M. Robespierre a posé la question en ces termes : les preuves, les dépositions des témoins sur lesquelles les Juges asseoient les jugemens qui décident du sort des accusés, doivent-elles être fixées par l’écriture, ou ne doivent-elles être que des sons passagers de paroles fugitives qui, de la bouche des témoins, vont expirer dans l’esprit et dans le cœur des Juges ? Cette question ne peut être résolue sans remonter au véritable principe de toute institution judiciaire. En général, la procédure criminelle n’est autre chose que les précautions prises par la Loi contre la foiblesse ou les passions des Juges. Loin de considérer les Magistrats comme des êtres abstraits ou impassibles dont l’existence individuelle est parfaitement confondue avec l’existence publique, on sait que de tous les hommes, ce sont ceux que la Loi doit surveiller et enchaîner avec le plus de soin, parce que l’abus du pouvoir est le plus redoutable écueil de la foiblesse humaine.

Le Législateur se trouve placé dans un cas bien différent du Juge ; ce seroit une grande erreur de les comparer. Le Législiteur est exempt de passions et de partialité, parce qu’il statue sur les choses par les loix générales, et non sur les individus par des décisions particulières ; c’est à lui de diriger le Juge par des règles constantes. M. Robespierre est entré dans l’énumération de ces règles qui sont à la fois la sûreté de l’accusé et celle du Juge. Il a particulièrement insisté sur ces expressions mémorables, et d’une justice éternelle qu’emploie la Loi : Vous ne condamnerez personne si vous n’avez des preuves plus claires que le jour.
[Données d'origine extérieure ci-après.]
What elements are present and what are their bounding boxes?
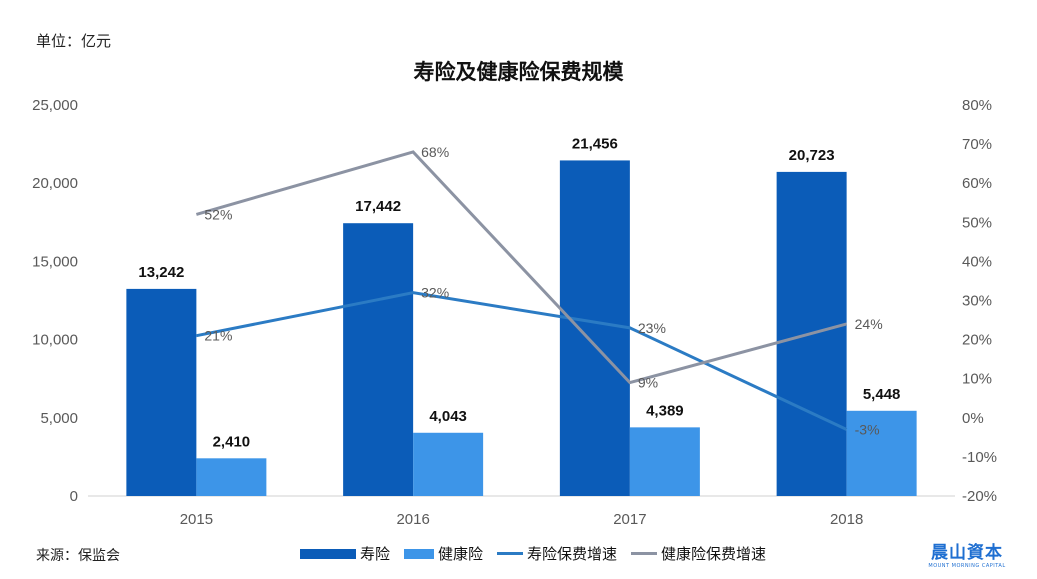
x-tick-label: 2016	[396, 511, 429, 528]
x-tick-label: 2018	[830, 511, 863, 528]
bar-health-label: 4,043	[429, 408, 467, 425]
y2-tick-label: 40%	[962, 253, 992, 270]
brand-logo: 晨山資本 MOUNT MORNING CAPITAL	[922, 538, 1012, 569]
y2-tick-label: -10%	[962, 449, 997, 466]
bar-life-label: 13,242	[138, 264, 184, 281]
y2-tick-label: 80%	[962, 97, 992, 114]
line-life-growth-label: 23%	[638, 320, 666, 336]
y2-tick-label: 10%	[962, 371, 992, 388]
legend-swatch-health	[404, 548, 435, 559]
bar-health	[629, 427, 700, 496]
y-tick-label: 20,000	[32, 175, 78, 192]
line-health-growth-label: 52%	[204, 206, 232, 222]
chart-title: 寿险及健康险保费规模	[413, 60, 624, 84]
bar-health-label: 2,410	[213, 433, 251, 450]
line-life-growth-label: 21%	[204, 328, 232, 344]
legend-label-life-growth: 寿险保费增速	[527, 545, 618, 563]
y2-tick-label: 50%	[962, 214, 992, 231]
y2-tick-label: 0%	[962, 410, 984, 427]
bar-health	[413, 432, 484, 496]
legend: 寿险 健康险 寿险保费增速 健康险保费增速	[300, 543, 774, 564]
line-health-growth-label: 68%	[421, 144, 449, 160]
legend-label-health-growth: 健康险保费增速	[661, 545, 767, 563]
bar-life	[559, 160, 630, 496]
legend-swatch-life-growth	[497, 552, 524, 555]
line-life-growth-label: 32%	[421, 285, 449, 301]
bar-health-label: 5,448	[863, 386, 901, 403]
legend-label-life: 寿险	[360, 545, 391, 563]
legend-item-health: 健康险	[404, 543, 483, 564]
y2-tick-label: 70%	[962, 136, 992, 153]
legend-item-health-growth: 健康险保费增速	[631, 543, 766, 564]
logo-text: 晨山資本	[931, 543, 1003, 563]
source-label: 来源：保监会	[36, 548, 120, 564]
bar-life-label: 20,723	[789, 147, 835, 164]
bar-life-label: 21,456	[572, 135, 618, 152]
legend-item-life-growth: 寿险保费增速	[497, 543, 617, 564]
y-tick-label: 25,000	[32, 97, 78, 114]
line-health-growth-label: 24%	[855, 316, 883, 332]
legend-item-life: 寿险	[300, 543, 390, 564]
bar-health	[846, 410, 917, 496]
y2-tick-label: 60%	[962, 175, 992, 192]
bar-life	[343, 223, 414, 496]
bar-life	[126, 288, 197, 496]
bar-life-label: 17,442	[355, 198, 401, 215]
y2-tick-label: 20%	[962, 332, 992, 349]
logo-subtext: MOUNT MORNING CAPITAL	[928, 563, 1006, 569]
legend-swatch-life	[300, 548, 356, 559]
x-tick-label: 2015	[180, 511, 213, 528]
line-health-growth-label: 9%	[638, 375, 658, 391]
y-tick-label: 15,000	[32, 253, 78, 270]
y-tick-label: 5,000	[40, 410, 78, 427]
y-tick-label: 10,000	[32, 332, 78, 349]
y2-tick-label: -20%	[962, 488, 997, 505]
line-life-growth	[196, 291, 848, 431]
bar-health-label: 4,389	[646, 402, 684, 419]
line-health-growth	[195, 150, 848, 385]
y2-tick-label: 30%	[962, 293, 992, 310]
y-tick-label: 0	[70, 488, 78, 505]
unit-label: 单位：亿元	[36, 32, 112, 50]
legend-swatch-health-growth	[631, 552, 658, 555]
line-life-growth-label: -3%	[855, 422, 880, 438]
x-tick-label: 2017	[613, 511, 646, 528]
legend-label-health: 健康险	[438, 545, 484, 563]
bar-health	[196, 458, 267, 496]
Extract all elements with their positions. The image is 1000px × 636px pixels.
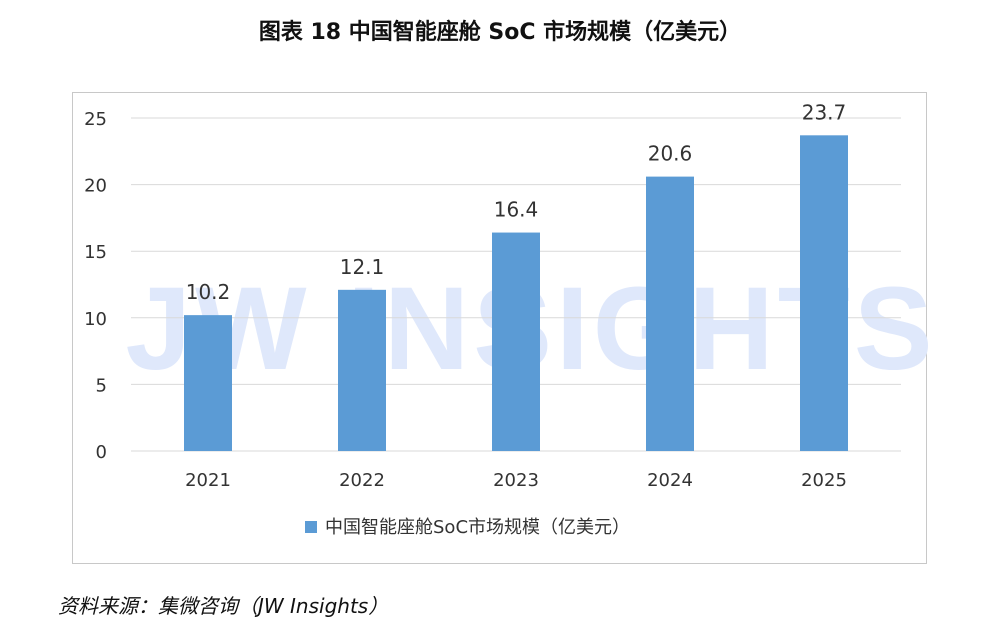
legend-swatch: [305, 521, 317, 533]
y-tick-label: 0: [96, 442, 107, 463]
x-tick-label: 2021: [185, 470, 231, 491]
y-tick-label: 5: [96, 375, 107, 396]
source-note: 资料来源：集微咨询（JW Insights）: [58, 594, 389, 618]
y-tick-label: 20: [84, 176, 107, 197]
data-label: 10.2: [186, 280, 231, 304]
y-tick-label: 10: [84, 309, 107, 330]
x-tick-label: 2024: [647, 470, 693, 491]
y-tick-label: 25: [84, 109, 107, 130]
x-tick-label: 2022: [339, 470, 385, 491]
bar-2021: [184, 315, 232, 451]
legend: 中国智能座舱SoC市场规模（亿美元）: [305, 517, 630, 538]
legend-label: 中国智能座舱SoC市场规模（亿美元）: [325, 517, 630, 538]
y-tick-label: 15: [84, 242, 107, 263]
bar-2024: [646, 176, 694, 451]
data-label: 20.6: [648, 142, 693, 166]
figure-title: 图表 18 中国智能座舱 SoC 市场规模（亿美元）: [258, 20, 742, 45]
data-label: 23.7: [802, 100, 847, 124]
data-label: 12.1: [340, 255, 385, 279]
data-label: 16.4: [494, 198, 539, 222]
bar-2023: [492, 232, 540, 451]
x-tick-label: 2023: [493, 470, 539, 491]
x-tick-label: 2025: [801, 470, 847, 491]
bar-2022: [338, 289, 386, 451]
bar-2025: [800, 135, 848, 451]
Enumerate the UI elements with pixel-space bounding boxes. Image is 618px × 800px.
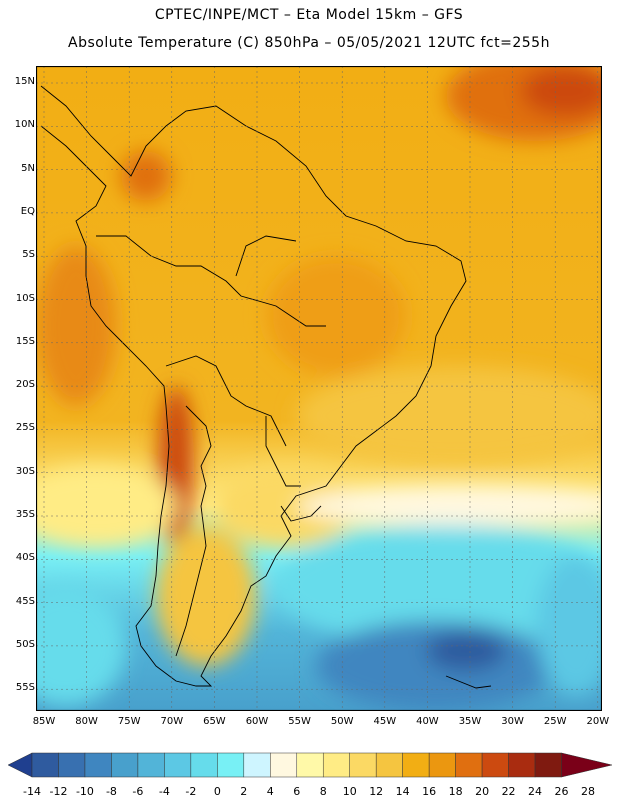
lon-label: 70W [160, 716, 184, 727]
colorbar-swatch [137, 752, 165, 778]
map-title: CPTEC/INPE/MCT – Eta Model 15km – GFS [154, 7, 464, 23]
colorbar-swatch [270, 752, 298, 778]
colorbar-tick-label: -14 [23, 785, 41, 798]
colorbar-tick-label: -6 [132, 785, 144, 798]
colorbar-swatch [296, 752, 324, 778]
lat-label: 35S [15, 509, 35, 520]
colorbar-tick-label: 4 [266, 785, 274, 798]
colorbar-tick-label: 2 [240, 785, 248, 798]
colorbar-tick-label: 12 [369, 785, 384, 798]
colorbar-swatch [31, 752, 59, 778]
lat-label: 10S [15, 292, 35, 304]
colorbar-tick-label: 8 [319, 785, 327, 798]
colorbar-swatch [84, 752, 112, 778]
lat-label: 10N [14, 119, 35, 131]
colorbar-tick-label: 26 [554, 785, 569, 798]
lat-label: 50S [15, 638, 35, 650]
lon-label: 60W [245, 716, 269, 727]
temperature-map [36, 66, 602, 711]
colorbar-tick-label: 20 [475, 785, 490, 798]
map-frame [36, 66, 602, 711]
colorbar [7, 752, 613, 778]
colorbar-low-arrow [7, 752, 33, 778]
lon-label: 20W [586, 716, 610, 727]
colorbar-swatch [428, 752, 456, 778]
colorbar-high-arrow [561, 752, 613, 778]
lon-label: 25W [543, 716, 567, 727]
colorbar-swatch [375, 752, 403, 778]
colorbar-swatch [58, 752, 86, 778]
lon-label: 40W [416, 716, 439, 727]
temperature-field [36, 66, 602, 711]
coastlines [40, 85, 492, 689]
colorbar-swatch [481, 752, 509, 778]
lat-label: 40S [15, 552, 35, 564]
lat-label: 30S [15, 465, 35, 477]
colorbar-tick-label: 16 [422, 785, 437, 798]
colorbar-swatch [217, 752, 245, 778]
map-subtitle: Absolute Temperature (C) 850hPa – 05/05/… [68, 35, 550, 51]
colorbar-tick-label: -12 [49, 785, 68, 798]
lon-label: 65W [203, 716, 226, 727]
lat-label: 5S [22, 249, 35, 261]
colorbar-swatch [111, 752, 139, 778]
colorbar-tick-label: 18 [448, 785, 463, 798]
lat-label: 15N [14, 76, 35, 87]
lon-label: 50W [330, 716, 354, 727]
lon-label: 75W [117, 716, 141, 727]
lon-label: 85W [32, 716, 56, 727]
lon-label: 30W [501, 716, 524, 727]
colorbar-tick-label: -8 [105, 785, 117, 798]
lon-label: 55W [288, 716, 311, 727]
lat-label: EQ [20, 205, 35, 217]
colorbar-swatch [243, 752, 271, 778]
colorbar-tick-label: 24 [528, 785, 543, 798]
colorbar-tick-label: -10 [75, 785, 94, 798]
graticule [36, 66, 602, 711]
colorbar-tick-label: -2 [185, 785, 197, 798]
lat-label: 45S [15, 595, 35, 607]
colorbar-tick-label: 28 [581, 785, 595, 798]
colorbar-tick-label: 14 [395, 785, 410, 798]
colorbar-swatch [402, 752, 430, 778]
colorbar-tick-label: 22 [501, 785, 516, 798]
colorbar-tick-label: 6 [293, 785, 301, 798]
colorbar-tick-label: 10 [342, 785, 357, 798]
lat-label: 20S [15, 379, 35, 391]
lat-label: 25S [15, 422, 35, 434]
lat-label: 55S [15, 682, 35, 694]
colorbar-tick-label: 0 [213, 785, 221, 798]
colorbar-tick-label: -4 [158, 785, 170, 798]
colorbar-swatch [164, 752, 192, 778]
colorbar-swatch [534, 752, 562, 778]
lat-label: 5N [21, 162, 35, 174]
colorbar-swatch [455, 752, 483, 778]
map-area [36, 66, 602, 711]
lon-label: 80W [75, 716, 98, 727]
lat-label: 15S [15, 335, 35, 347]
colorbar-swatch [349, 752, 377, 778]
lon-label: 45W [373, 716, 397, 727]
colorbar-swatch [190, 752, 218, 778]
lon-label: 35W [458, 716, 482, 727]
colorbar-swatch [322, 752, 350, 778]
colorbar-swatch [508, 752, 536, 778]
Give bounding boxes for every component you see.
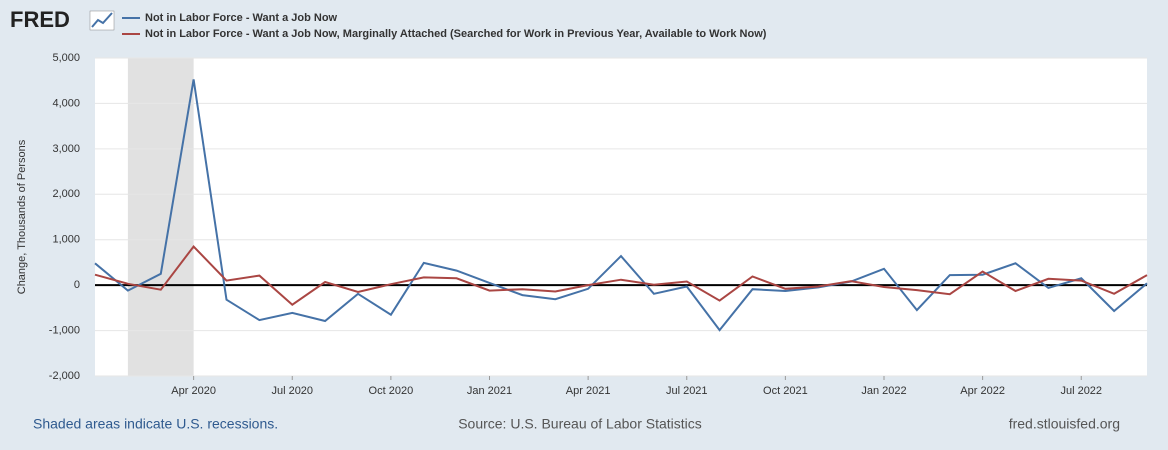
series-line: [94, 79, 1148, 332]
site: fred.stlouisfed.org: [1009, 416, 1120, 432]
x-tick-label: Jul 2020: [271, 385, 313, 397]
x-tick-label: Jul 2022: [1060, 385, 1102, 397]
recession-note: Shaded areas indicate U.S. recessions.: [33, 416, 278, 432]
y-tick-label: 4,000: [52, 97, 80, 109]
x-tick-label: Jul 2021: [666, 385, 708, 397]
y-tick-label: 3,000: [52, 143, 80, 155]
brand: FRED: [10, 7, 70, 32]
y-tick-label: 0: [74, 279, 80, 291]
x-tick-label: Apr 2021: [566, 385, 611, 397]
y-tick-label: 5,000: [52, 52, 80, 64]
legend-label: Not in Labor Force - Want a Job Now, Mar…: [145, 28, 767, 40]
y-tick-label: 1,000: [52, 234, 80, 246]
x-tick-label: Apr 2022: [960, 385, 1005, 397]
x-tick-label: Oct 2020: [369, 385, 414, 397]
recession-band: [127, 58, 194, 376]
brand-icon: [89, 10, 115, 31]
x-tick-label: Jan 2021: [467, 385, 512, 397]
y-axis-label: Change, Thousands of Persons: [16, 139, 28, 294]
y-tick-label: -1,000: [49, 324, 80, 336]
source: Source: U.S. Bureau of Labor Statistics: [458, 416, 702, 432]
x-tick-label: Apr 2020: [171, 385, 216, 397]
x-tick-label: Oct 2021: [763, 385, 808, 397]
y-tick-label: 2,000: [52, 188, 80, 200]
y-tick-label: -2,000: [49, 370, 80, 382]
legend-label: Not in Labor Force - Want a Job Now: [145, 12, 338, 24]
plot-area: [95, 58, 1147, 376]
series-line: [94, 244, 1148, 306]
x-tick-label: Jan 2022: [861, 385, 906, 397]
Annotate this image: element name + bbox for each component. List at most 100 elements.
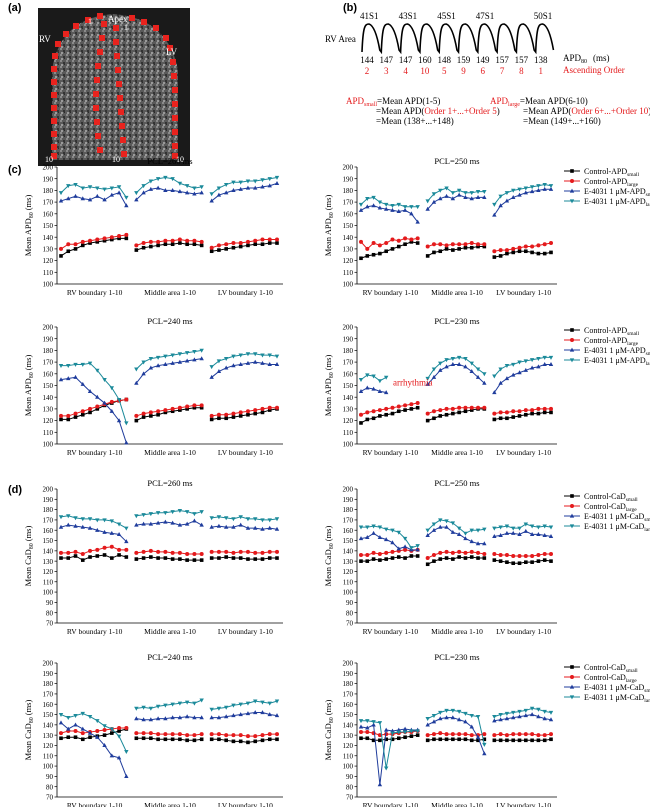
heart-marker [119, 123, 125, 129]
data-point [529, 706, 535, 711]
data-point [511, 554, 516, 558]
data-point [524, 249, 528, 254]
data-point [371, 409, 376, 414]
x-group-label: RV boundary 1-10 [67, 288, 123, 297]
y-tick-label: 190 [343, 335, 354, 343]
heart-marker [55, 41, 61, 47]
data-point [425, 556, 430, 561]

La Loi a même déterminé le genre de preuves sans lequel il ne leur est pas permis de condamner, quelle que fût la force de leur présomption intérieure ; il n’y a que le génie du despotisme qui puisse imaginer de suppléer à cela par la seule opinion, par les seules affections des Juges ; point de preuves légales sans l’écriture ; c’est elle qui atteste, qui consacre que les formes prescrites par la Loi ont été remplies, sans elle il n’y a plus qu’incertitude, obscurité arbitraire et despotisme.

Il faut donc qu’à la preuve matérielle que la Loi demande, se

  1. Texte reproduit dans le Moniteur, VII, 35-36, et les Arch. parl., XXII, 10.